2. Subtract 3 times the first row from the second row to make the first entry of the second row 0:
   [
   R2 = R2 – 3R1 \implies (3 – 3, 0 – 0, 1 – 0, -5 – 21) = (0, 0, 1, -26)
   ]
3. The third row is already ( (0, 1, 0, 10) ), which is in proper form.

In this case, the pivot variables are in columns 1, 2, and 3 (there are no free variables). Answer: A. None.

Matrix 2:

[
\begin{pmatrix}
1 & 0 & 1 & 5 \
1 & 9 & -9 & -10
\end{pmatrix}
]

Performing row reduction:

1. Subtract the first row from the second to make the first entry of the second row 0:
   [
   R2 = R2 – R1 \implies (1 – 1, 9 – 0, -9 – 1, -10 – 5) = (0, 9, -10, -15)
   ]
2. Next, divide the second row by 9 to make the second pivot 1:
   [
   R2 = \frac{1}{9} R2 \implies (0, 1, -\frac{10}{9}, -\frac{5}{3})
   ]

Here, column 1 and column 2 contain pivots, but there’s a free variable in column 3. Answer: B. One.

Matrix 3:

[
\begin{pmatrix}
0 & 1 & 0 & -2
\end{pmatrix}
]
This is a 1×4 matrix, and we see only one non-zero entry in column 2, which is a pivot.
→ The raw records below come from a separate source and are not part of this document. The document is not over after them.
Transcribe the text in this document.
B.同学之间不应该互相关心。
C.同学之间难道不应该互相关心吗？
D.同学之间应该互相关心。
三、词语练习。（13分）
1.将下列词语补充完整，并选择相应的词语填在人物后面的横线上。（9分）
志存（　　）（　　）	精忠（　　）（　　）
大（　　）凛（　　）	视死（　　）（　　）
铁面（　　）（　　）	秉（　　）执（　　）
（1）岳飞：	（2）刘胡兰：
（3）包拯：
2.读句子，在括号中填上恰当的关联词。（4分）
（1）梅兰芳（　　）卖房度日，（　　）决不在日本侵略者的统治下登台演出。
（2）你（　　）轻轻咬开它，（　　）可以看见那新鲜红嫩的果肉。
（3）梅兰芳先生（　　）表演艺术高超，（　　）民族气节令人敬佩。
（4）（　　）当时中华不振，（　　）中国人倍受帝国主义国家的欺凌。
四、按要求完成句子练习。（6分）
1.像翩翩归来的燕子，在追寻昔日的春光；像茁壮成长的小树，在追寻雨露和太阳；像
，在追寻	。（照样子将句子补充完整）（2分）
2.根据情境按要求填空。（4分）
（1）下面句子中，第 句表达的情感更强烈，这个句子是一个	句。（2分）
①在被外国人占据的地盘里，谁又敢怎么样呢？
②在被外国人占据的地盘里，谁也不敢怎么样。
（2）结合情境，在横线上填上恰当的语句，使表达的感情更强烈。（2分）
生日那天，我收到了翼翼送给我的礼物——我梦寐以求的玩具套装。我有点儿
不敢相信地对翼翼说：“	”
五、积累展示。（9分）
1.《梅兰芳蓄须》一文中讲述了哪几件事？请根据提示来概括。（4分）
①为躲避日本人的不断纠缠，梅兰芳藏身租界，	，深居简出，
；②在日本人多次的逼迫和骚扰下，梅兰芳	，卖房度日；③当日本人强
Thus, the variable corresponding to column 2 is the only pivot. The remaining columns have free variables. Answer: B. One.

In summary, after performing Gaussian elimination, the number of free variables for each matrix is:

1. None
2. One
3. One

Each free variable corresponds to the columns that don’t contain pivots in the row-reduced form of the matrix.